Imran Ali. The Punjab under Imperialism 1885 – 1947. Princeton: Princeton University Press, 1988. ix + 264 pp.$ 49.50 (Hardback).

The title of Ali’s book needs to be clarified. The work does not cover what is currently the entire Punjab, East and West. It is an economic history of the development of the canal colonies in the Punjab. These canal colonies fell entirely into Pakistan’s area when the subcontinent was partitioned in 1947. So the work has special significance for the canal colony region of the Punjab, Pakistan. As such, Ali’s book fills a great need for two reasons. First, in Pakistan the green revolution has been based in the canal colonies. The rate and comprehensiveness of adoption of the package has been greater in the canal colonies compared to the other regions. If the canal colonies provided such a suitable environment for the adoption of agrarian technical change in the 1960s, then there is a need to assess their emergence and economic impact in the late nineteenth and early twentieth centuries.
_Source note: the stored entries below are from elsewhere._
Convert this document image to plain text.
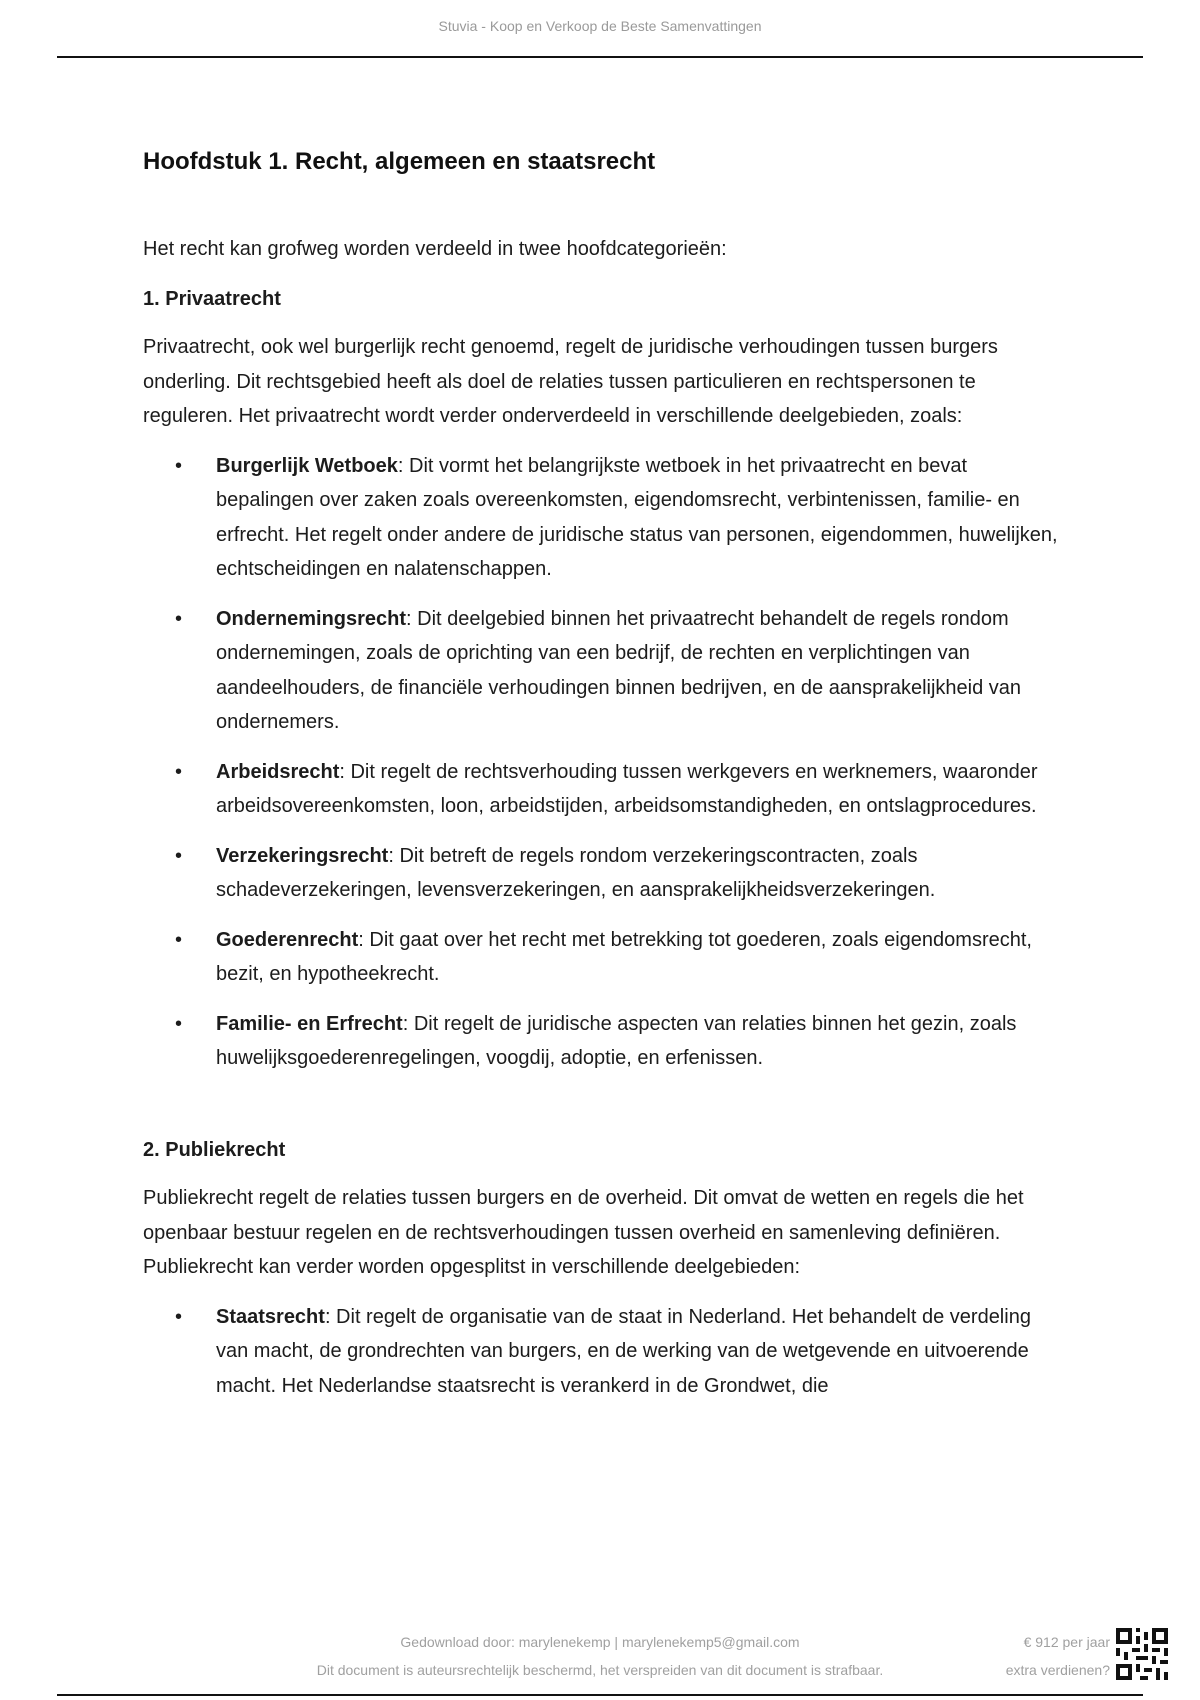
Stuvia - Koop en Verkoop de Beste Samenvattingen
Hoofdstuk 1. Recht, algemeen en staatsrecht

Het recht kan grofweg worden verdeeld in twee hoofdcategorieën:

1. Privaatrecht

Privaatrecht, ook wel burgerlijk recht genoemd, regelt de juridische verhoudingen tussen burgers onderling. Dit rechtsgebied heeft als doel de relaties tussen particulieren en rechtspersonen te reguleren. Het privaatrecht wordt verder onderverdeeld in verschillende deelgebieden, zoals:

• Burgerlijk Wetboek: Dit vormt het belangrijkste wetboek in het privaatrecht en bevat bepalingen over zaken zoals overeenkomsten, eigendomsrecht, verbintenissen, familie- en erfrecht. Het regelt onder andere de juridische status van personen, eigendommen, huwelijken, echtscheidingen en nalatenschappen.
• Ondernemingsrecht: Dit deelgebied binnen het privaatrecht behandelt de regels rondom ondernemingen, zoals de oprichting van een bedrijf, de rechten en verplichtingen van aandeelhouders, de financiële verhoudingen binnen bedrijven, en de aansprakelijkheid van ondernemers.
• Arbeidsrecht: Dit regelt de rechtsverhouding tussen werkgevers en werknemers, waaronder arbeidsovereenkomsten, loon, arbeidstijden, arbeidsomstandigheden, en ontslagprocedures.
• Verzekeringsrecht: Dit betreft de regels rondom verzekeringscontracten, zoals schadeverzekeringen, levensverzekeringen, en aansprakelijkheidsverzekeringen.
• Goederenrecht: Dit gaat over het recht met betrekking tot goederen, zoals eigendomsrecht, bezit, en hypotheekrecht.
• Familie- en Erfrecht: Dit regelt de juridische aspecten van relaties binnen het gezin, zoals huwelijksgoederenregelingen, voogdij, adoptie, en erfenissen.

2. Publiekrecht

Publiekrecht regelt de relaties tussen burgers en de overheid. Dit omvat de wetten en regels die het openbaar bestuur regelen en de rechtsverhoudingen tussen overheid en samenleving definiëren. Publiekrecht kan verder worden opgesplitst in verschillende deelgebieden:

• Staatsrecht: Dit regelt de organisatie van de staat in Nederland. Het behandelt de verdeling van macht, de grondrechten van burgers, en de werking van de wetgevende en uitvoerende macht. Het Nederlandse staatsrecht is verankerd in de Grondwet, die
Gedownload door: marylenekemp | marylenekemp5@gmail.com
Dit document is auteursrechtelijk beschermd, het verspreiden van dit document is strafbaar.
€ 912 per jaar
extra verdienen?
The question is: Did the emergence of the canal colonies result in an agrarian revolution at that time? This forms Ali’s main problematic. And his answer is that the political and economic objectives of British imperial interests in the Punjab overrode their development interests, with the result that the canal colonies did not fulm their growth potential. The second need that Ali’s work fills is to raise the question of the political behaviour of the Punjab. This question needs to be raised for two time periods, namely in the state of Pakistan since 1947, and earlier, during the independence movement in the first half of this century.